While the film starts off as a rather by-the-books drama about a widower, it doesn’t take long for the film to take on a more sinister tone. Miike definitely knows how to let the tension mount, building a thoroughly unpleasant – yet undeniably captivating – pressure cooker of a movie that explodes with some of the most unnerving violence ever depicted in cinema. While its torture porn imitators may have upped the ante in terms of blood and ickiness, the intensity of Audition’s third act remains unparalleled – and perhaps may never be topped.
2. The Silence of The Lambs (1991)
Well, what more can be said about this movie? Jonathan Demme’s Oscar-winning psychological thriller represents one of the few times hoity toity cinema snobs and hardcore horror hounds lauded the same material, and since it’s the only slasher film in history to ever win Best Picture honors, you don’t need me to tell you it’s a truly transcendent genre flick.

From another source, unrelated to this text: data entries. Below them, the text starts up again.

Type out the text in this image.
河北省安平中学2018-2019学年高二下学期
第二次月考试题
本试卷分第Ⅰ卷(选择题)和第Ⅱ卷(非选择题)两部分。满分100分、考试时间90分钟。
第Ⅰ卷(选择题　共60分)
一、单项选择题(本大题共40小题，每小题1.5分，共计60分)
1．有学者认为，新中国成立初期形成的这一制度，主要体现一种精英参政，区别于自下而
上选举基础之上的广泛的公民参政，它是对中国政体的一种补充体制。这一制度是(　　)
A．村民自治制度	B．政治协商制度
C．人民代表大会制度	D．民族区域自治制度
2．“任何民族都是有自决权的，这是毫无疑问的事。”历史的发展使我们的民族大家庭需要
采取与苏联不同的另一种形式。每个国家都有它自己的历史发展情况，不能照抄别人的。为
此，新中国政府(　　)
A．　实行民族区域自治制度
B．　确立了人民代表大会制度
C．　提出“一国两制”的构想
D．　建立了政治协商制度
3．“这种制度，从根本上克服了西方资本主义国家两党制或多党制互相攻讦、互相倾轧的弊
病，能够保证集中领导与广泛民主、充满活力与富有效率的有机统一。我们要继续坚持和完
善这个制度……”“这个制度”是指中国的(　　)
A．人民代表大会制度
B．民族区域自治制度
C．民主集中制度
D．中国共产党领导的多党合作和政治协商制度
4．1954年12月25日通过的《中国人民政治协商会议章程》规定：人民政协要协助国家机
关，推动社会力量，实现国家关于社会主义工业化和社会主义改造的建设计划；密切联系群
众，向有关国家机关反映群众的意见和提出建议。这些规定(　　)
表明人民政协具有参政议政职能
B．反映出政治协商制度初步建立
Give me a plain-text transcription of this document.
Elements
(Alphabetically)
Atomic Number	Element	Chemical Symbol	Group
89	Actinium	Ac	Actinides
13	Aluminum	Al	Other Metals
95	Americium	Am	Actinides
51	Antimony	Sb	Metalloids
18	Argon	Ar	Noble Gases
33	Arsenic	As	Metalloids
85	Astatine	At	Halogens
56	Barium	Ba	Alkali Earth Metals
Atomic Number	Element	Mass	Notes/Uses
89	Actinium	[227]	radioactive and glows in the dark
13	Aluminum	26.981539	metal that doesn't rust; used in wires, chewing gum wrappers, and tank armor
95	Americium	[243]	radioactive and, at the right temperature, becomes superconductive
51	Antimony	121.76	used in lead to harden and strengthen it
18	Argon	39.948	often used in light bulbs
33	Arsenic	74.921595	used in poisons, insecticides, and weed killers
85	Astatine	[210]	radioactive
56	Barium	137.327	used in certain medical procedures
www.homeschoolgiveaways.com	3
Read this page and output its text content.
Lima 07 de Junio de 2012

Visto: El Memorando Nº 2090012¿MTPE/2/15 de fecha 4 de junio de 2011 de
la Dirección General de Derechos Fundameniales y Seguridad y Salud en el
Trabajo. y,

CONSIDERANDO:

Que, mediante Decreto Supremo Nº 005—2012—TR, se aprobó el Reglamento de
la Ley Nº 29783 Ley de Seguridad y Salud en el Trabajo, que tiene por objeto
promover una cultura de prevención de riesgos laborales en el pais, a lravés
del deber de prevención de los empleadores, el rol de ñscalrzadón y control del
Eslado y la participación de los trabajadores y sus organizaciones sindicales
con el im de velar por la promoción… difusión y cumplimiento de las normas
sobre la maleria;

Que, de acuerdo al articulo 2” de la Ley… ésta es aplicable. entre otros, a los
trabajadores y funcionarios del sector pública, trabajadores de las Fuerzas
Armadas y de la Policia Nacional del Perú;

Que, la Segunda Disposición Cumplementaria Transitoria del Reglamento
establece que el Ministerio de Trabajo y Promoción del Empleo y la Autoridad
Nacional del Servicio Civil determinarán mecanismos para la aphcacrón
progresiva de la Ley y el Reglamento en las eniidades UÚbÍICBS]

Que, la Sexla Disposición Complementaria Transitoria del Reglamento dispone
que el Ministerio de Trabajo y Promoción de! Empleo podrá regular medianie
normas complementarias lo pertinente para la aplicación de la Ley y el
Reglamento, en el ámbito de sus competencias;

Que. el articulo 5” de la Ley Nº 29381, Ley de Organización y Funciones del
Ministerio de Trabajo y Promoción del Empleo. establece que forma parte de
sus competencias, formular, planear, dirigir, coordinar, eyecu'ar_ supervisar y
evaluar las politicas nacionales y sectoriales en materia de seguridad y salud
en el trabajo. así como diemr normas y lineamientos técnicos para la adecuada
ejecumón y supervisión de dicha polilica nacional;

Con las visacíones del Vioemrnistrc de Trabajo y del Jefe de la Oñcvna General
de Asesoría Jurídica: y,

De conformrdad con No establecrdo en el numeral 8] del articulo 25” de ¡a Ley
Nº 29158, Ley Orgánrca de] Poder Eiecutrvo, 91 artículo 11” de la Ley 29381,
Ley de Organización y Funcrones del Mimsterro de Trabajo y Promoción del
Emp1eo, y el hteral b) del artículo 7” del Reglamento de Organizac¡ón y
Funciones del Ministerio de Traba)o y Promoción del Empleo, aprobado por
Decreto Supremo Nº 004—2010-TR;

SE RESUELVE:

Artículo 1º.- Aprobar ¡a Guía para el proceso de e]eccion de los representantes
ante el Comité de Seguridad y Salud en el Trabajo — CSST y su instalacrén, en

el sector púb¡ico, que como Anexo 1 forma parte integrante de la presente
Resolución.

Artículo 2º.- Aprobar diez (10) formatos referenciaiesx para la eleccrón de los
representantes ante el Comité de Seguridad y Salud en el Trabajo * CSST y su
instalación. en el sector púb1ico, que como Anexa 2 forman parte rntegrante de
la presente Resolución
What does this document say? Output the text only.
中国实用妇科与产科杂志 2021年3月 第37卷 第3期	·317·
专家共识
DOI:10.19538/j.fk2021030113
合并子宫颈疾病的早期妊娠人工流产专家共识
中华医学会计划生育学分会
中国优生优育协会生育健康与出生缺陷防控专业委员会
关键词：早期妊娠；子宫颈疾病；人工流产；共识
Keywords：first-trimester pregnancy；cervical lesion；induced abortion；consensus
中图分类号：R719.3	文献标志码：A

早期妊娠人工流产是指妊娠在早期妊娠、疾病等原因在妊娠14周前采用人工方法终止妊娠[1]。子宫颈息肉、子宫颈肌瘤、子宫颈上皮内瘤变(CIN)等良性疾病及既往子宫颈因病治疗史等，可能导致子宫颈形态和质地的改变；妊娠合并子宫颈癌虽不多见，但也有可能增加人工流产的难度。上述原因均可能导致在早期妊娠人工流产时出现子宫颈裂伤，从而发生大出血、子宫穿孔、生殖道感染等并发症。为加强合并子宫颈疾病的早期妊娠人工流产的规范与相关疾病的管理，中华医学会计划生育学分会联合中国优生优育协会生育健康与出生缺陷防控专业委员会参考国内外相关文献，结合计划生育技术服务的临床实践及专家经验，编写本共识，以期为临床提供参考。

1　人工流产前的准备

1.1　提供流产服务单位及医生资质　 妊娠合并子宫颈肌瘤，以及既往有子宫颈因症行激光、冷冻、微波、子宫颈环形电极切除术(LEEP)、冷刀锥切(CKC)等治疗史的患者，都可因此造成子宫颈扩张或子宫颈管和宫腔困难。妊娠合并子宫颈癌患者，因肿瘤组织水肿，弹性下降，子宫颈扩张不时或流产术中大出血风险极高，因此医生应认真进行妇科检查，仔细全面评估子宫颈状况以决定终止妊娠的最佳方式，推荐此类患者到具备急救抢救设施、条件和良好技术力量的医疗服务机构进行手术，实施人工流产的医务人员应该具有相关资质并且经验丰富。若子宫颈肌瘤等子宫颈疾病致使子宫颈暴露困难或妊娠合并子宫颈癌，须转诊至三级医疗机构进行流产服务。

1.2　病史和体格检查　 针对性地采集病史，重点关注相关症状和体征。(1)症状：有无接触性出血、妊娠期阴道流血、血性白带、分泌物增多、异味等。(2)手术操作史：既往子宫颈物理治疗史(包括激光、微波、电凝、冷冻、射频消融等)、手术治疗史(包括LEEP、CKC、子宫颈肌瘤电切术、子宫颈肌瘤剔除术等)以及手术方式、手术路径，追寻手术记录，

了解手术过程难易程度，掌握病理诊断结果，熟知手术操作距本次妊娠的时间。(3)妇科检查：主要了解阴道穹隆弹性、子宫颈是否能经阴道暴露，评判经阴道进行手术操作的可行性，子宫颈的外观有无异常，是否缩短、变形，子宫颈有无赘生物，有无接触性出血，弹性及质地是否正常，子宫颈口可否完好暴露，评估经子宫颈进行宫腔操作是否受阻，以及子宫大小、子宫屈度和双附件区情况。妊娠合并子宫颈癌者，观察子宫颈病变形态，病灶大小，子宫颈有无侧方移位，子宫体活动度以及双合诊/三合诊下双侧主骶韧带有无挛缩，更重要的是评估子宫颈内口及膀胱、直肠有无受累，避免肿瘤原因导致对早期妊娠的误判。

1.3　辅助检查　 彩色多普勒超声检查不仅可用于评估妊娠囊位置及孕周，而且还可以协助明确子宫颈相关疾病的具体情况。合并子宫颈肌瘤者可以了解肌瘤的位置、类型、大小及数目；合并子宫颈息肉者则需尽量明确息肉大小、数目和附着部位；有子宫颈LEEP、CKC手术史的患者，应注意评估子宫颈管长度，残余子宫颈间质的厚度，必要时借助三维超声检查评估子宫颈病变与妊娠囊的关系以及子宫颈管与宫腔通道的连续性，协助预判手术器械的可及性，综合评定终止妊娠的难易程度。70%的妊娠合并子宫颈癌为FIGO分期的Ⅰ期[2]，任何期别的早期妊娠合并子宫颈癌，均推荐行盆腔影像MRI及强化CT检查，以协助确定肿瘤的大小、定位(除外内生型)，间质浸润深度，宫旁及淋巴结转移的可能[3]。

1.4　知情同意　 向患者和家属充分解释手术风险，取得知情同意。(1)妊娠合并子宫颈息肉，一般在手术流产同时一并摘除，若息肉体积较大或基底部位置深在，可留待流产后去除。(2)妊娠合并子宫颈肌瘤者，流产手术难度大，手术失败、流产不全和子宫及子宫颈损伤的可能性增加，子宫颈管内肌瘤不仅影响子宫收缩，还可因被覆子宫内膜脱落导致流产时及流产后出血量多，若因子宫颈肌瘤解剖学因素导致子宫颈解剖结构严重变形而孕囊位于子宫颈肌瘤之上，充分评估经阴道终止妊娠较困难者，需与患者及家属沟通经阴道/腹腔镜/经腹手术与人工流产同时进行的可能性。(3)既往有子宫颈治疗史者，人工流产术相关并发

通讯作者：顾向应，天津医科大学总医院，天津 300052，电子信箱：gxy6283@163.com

Everybody’s got their favorite aspect of the movie – some dig Anthony Hopkins’ chilling performance as Hannibal the Cannibal, while others just love Buffalo Bill’s unique interpretive dance moves – but despite becoming such a huge part of 1990s pop culture, The Silence of the Lambs amazingly never lost its ability to scare the living crap out of audiences. Despite being a nearly 30-year-old movie, it still feels fresh and nerve-wracking – which is something you definitely can’t say about too many of its cinema contemporaries.
1. The Exorcist III: Legion (1990)
William Peter Blatty’s outstanding film, believe it or not, was largely ignored and written off as just another unnecessary sequel when it was first released. Thankfully, the movie has garnered much more appreciation over the last quarter century, with some fans considering it not only on par with the original film, but some considering it an even better (and more terrifying) film than The Exorcist!
From start to finish, this is an immensely unnerving film, filled to the brim with truly horrifying moments. The nurse scene, the old lady on the ceiling, all of that tomfoolery with the giant scissors – there’s definitely plenty of nightmare fodder to go around. Throw in the phenomenal acting from George C. Scott and Brad Dourif, and you definitely have all the makings of one of the best horror films of any decade.